Related Projects

FH Children’s Register:

In 2008 the NICE guideline CG71 was published documenting the care pathway and management of adults and children with FH.   One of the strong recommendations was that all children with FH should be identified before the age of 10, in order that lifestyle, and where necessary statin treatment, should be initiated to reduce their subsequent risk.  These children will be primarily found through ‘cascade testing’ by tracing the relatives of the 15,000 or so known index cases with FH currently being treated in lipid clinics throughout the UK.  In 2010 we estimated that less than 400 children with FH had been identified, but over the next few years, in part driven by the funding from the BHF of FH Nurses, we anticipate that a large number of children with FH will be identified.  It has therefore been an opportune moment to establish an electronic record of these children so that their management can be audited, but also so that several important questions about the safety and efficacy of statin treatment can be addressed.  While it is clear that statin treatment in adults has a good safety record, there are no long term studies of safety in children, with the longest studies usually not extending past two years, and simply following up lipid levels, growth rates, progression through puberty, and capturing information on any major side effects. The unique aspect of the registry is that on an annual basis the registering clinician is prompted to update information from the latest outpatient visit with the lipid profile, height and weight, progression through puberty, treatment, side effects and information about development of symptoms or measurement of carotid IMT. As of July 2015 over 300 children have been registered from over 30 centres UK wide, and a paper reporting the baseline characteristics of these children is being prepared. 

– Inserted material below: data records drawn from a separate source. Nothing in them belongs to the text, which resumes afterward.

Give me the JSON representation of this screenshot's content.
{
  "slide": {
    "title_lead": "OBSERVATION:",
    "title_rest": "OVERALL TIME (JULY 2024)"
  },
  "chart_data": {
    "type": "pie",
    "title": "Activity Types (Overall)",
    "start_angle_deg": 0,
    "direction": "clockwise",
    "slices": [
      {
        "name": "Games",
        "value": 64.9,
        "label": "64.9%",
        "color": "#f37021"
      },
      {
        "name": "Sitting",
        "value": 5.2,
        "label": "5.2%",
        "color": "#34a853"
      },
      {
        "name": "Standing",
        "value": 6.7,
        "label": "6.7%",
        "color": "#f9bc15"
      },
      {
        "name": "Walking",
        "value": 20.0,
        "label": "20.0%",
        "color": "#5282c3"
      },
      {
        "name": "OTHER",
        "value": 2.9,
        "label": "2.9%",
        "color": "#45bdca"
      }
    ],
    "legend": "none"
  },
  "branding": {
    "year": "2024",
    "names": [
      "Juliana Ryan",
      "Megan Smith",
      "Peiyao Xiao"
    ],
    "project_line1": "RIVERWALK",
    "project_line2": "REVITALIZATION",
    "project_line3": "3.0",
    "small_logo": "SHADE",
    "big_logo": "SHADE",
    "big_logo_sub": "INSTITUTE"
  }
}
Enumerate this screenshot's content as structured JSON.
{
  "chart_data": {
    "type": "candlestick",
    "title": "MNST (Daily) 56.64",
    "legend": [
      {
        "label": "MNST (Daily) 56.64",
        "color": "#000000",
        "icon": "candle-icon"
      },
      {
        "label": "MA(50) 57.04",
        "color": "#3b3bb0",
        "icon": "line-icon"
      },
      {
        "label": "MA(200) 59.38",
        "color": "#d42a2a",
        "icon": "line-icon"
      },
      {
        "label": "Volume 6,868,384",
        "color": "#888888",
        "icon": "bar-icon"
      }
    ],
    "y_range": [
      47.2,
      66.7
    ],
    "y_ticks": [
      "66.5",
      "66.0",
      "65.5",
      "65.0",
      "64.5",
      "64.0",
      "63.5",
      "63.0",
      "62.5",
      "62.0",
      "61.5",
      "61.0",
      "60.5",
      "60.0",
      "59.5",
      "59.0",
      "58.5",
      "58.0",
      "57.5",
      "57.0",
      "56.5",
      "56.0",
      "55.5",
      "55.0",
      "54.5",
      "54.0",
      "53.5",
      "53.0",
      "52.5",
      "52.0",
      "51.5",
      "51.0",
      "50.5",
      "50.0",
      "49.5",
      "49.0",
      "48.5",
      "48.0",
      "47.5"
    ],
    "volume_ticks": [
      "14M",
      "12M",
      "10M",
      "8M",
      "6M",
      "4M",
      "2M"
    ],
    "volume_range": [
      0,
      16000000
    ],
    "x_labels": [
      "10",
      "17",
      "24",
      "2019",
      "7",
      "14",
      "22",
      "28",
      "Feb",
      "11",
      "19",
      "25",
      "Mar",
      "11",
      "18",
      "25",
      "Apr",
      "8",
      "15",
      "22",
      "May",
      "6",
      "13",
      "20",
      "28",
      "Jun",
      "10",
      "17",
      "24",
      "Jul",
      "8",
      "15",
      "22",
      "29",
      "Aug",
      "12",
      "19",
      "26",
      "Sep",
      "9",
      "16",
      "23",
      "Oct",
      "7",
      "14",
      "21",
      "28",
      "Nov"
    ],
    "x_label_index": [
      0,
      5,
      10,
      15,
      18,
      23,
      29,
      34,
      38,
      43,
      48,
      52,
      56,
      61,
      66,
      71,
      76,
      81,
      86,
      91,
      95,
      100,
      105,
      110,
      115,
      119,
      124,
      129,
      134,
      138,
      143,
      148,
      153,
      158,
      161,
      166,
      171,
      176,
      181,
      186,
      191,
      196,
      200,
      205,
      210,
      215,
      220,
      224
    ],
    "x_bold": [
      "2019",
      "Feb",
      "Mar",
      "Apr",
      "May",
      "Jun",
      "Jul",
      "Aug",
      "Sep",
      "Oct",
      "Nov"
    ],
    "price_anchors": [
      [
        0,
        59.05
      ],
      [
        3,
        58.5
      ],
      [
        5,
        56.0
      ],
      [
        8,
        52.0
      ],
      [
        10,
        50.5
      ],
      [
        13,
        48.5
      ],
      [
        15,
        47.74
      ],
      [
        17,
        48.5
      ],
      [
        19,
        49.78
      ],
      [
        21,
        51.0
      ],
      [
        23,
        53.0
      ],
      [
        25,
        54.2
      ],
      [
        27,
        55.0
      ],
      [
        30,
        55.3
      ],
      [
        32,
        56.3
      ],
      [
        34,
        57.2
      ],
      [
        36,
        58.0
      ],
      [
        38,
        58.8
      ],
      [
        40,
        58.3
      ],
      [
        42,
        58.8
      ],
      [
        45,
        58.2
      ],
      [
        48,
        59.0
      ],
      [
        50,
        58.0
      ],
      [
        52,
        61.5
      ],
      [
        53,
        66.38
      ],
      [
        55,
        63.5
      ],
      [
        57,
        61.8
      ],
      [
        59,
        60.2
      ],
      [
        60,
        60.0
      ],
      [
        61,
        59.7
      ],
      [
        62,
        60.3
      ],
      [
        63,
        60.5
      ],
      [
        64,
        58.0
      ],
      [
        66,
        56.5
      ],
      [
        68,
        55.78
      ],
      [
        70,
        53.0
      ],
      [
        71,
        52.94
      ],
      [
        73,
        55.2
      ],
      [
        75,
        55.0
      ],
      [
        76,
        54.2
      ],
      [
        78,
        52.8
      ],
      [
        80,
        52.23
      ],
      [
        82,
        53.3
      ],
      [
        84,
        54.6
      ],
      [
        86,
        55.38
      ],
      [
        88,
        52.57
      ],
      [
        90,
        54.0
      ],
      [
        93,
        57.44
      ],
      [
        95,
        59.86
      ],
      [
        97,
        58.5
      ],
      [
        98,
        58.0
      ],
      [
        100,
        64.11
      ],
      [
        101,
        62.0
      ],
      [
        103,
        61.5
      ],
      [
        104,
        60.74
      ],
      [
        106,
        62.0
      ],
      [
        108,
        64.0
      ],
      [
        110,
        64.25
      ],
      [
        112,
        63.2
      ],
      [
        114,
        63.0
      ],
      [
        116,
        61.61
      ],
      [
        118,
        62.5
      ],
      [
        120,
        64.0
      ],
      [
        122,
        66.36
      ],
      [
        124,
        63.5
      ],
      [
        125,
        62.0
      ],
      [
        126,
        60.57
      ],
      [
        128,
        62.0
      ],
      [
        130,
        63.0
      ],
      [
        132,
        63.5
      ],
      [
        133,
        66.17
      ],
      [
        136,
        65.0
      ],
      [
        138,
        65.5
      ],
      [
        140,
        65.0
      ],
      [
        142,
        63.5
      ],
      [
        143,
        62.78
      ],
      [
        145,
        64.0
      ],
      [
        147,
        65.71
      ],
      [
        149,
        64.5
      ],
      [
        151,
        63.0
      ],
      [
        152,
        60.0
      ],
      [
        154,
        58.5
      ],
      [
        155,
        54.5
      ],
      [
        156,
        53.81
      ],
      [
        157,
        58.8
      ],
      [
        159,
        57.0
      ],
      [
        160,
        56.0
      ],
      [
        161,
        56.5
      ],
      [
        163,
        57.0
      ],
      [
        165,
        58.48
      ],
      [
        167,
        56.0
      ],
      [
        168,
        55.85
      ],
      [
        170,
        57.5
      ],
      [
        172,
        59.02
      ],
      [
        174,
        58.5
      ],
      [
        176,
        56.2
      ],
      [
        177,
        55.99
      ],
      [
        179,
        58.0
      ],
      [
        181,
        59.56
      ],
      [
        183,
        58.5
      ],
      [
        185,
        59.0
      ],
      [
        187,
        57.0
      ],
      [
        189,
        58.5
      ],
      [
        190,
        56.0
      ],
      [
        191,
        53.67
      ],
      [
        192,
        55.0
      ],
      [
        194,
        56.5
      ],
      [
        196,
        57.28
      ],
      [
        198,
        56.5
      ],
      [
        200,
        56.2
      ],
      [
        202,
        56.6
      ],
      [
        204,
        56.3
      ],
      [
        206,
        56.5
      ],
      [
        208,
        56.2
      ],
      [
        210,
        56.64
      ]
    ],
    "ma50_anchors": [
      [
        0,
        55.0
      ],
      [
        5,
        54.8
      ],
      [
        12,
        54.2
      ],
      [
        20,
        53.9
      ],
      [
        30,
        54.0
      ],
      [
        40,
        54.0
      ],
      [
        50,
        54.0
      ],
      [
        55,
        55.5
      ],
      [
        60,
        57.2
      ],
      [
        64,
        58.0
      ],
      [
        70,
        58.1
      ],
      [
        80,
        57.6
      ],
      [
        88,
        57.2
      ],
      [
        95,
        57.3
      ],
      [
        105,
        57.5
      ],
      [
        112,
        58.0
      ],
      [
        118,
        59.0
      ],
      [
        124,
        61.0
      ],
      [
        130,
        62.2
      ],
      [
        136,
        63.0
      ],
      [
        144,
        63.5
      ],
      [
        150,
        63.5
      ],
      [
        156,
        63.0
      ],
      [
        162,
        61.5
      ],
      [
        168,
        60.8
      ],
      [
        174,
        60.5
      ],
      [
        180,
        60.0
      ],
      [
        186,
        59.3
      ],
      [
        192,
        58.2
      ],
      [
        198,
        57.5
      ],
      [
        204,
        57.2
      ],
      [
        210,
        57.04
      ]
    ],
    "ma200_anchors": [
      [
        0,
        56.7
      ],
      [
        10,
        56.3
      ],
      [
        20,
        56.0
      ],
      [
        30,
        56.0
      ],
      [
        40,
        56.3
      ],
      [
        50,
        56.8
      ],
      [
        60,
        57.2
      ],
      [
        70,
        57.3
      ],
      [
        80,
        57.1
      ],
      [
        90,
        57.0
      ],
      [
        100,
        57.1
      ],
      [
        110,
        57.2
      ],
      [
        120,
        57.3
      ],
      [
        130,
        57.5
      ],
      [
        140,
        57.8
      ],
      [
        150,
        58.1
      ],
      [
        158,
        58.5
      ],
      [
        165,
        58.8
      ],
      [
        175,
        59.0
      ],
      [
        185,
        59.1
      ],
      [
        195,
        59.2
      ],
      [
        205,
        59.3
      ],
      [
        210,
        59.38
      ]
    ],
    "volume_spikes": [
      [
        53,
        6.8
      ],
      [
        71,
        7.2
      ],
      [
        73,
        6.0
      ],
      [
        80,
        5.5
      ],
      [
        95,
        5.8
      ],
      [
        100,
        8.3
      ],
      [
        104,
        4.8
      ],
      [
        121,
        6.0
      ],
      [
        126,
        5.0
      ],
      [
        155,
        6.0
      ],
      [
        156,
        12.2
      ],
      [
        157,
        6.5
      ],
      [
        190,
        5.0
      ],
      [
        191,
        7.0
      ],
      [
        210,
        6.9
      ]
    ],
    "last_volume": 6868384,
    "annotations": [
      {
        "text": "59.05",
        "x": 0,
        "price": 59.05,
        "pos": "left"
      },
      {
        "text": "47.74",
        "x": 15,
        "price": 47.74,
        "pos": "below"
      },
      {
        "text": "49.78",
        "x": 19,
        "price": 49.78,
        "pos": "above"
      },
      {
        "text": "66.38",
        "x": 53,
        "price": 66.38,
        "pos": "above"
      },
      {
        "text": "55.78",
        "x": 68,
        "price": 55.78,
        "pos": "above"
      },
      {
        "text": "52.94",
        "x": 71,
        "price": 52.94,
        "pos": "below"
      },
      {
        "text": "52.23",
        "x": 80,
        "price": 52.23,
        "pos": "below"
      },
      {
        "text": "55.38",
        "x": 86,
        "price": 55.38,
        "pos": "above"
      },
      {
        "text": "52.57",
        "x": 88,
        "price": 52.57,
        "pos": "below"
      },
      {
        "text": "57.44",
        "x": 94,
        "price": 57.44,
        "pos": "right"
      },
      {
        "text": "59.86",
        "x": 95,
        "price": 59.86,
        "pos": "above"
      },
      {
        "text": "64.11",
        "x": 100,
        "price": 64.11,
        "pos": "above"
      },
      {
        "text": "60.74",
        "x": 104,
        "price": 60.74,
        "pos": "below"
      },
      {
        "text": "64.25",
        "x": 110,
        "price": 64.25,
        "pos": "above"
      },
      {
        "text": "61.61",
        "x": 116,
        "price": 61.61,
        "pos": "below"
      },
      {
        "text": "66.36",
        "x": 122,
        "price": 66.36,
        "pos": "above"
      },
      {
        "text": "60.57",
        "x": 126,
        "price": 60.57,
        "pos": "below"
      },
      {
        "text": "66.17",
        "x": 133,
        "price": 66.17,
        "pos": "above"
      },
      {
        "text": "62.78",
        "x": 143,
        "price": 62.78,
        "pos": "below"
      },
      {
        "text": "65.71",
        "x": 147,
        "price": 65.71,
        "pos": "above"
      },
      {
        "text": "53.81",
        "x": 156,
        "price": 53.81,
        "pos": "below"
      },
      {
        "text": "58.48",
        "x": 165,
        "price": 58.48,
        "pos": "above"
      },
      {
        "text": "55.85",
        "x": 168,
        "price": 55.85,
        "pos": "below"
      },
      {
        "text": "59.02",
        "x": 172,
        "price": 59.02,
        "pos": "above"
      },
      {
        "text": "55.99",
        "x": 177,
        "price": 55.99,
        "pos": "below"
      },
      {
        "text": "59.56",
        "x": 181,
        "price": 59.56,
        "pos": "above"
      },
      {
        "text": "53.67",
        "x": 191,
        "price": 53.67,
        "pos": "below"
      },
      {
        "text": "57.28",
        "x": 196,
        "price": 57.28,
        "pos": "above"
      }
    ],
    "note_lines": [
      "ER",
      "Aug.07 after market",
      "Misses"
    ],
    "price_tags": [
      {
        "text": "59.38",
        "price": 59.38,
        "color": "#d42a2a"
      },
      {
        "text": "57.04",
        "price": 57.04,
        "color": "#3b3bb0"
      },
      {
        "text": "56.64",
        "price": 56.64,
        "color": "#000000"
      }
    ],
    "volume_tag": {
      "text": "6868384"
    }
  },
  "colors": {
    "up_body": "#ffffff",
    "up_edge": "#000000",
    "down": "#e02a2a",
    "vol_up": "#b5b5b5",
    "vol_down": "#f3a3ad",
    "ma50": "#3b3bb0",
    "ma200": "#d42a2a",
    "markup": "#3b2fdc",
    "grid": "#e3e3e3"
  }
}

Visit the FH children's register 

Apheresis in Homozygous FH patients:   

Homozygous FH is rare with such patients representing perhaps 1 per million of the population. They have a very severe form of the disease with onset of CHD symptoms by the second decade of life. Effective treatment is by twice monthly plasma apheresis, and this has been shown to very significantly extend life expectancy. We have helped to develop a web-based system to collect information on patients who are homozygous for FH who are undergoing apheresis, again in order to monitor safety and efficacy.  This work was initiated by Prof Gil Thompson and Dr Mary Seed and is now being carried out by Dr Dev Datta from Cardiff and Tina Dawson from HEART UK.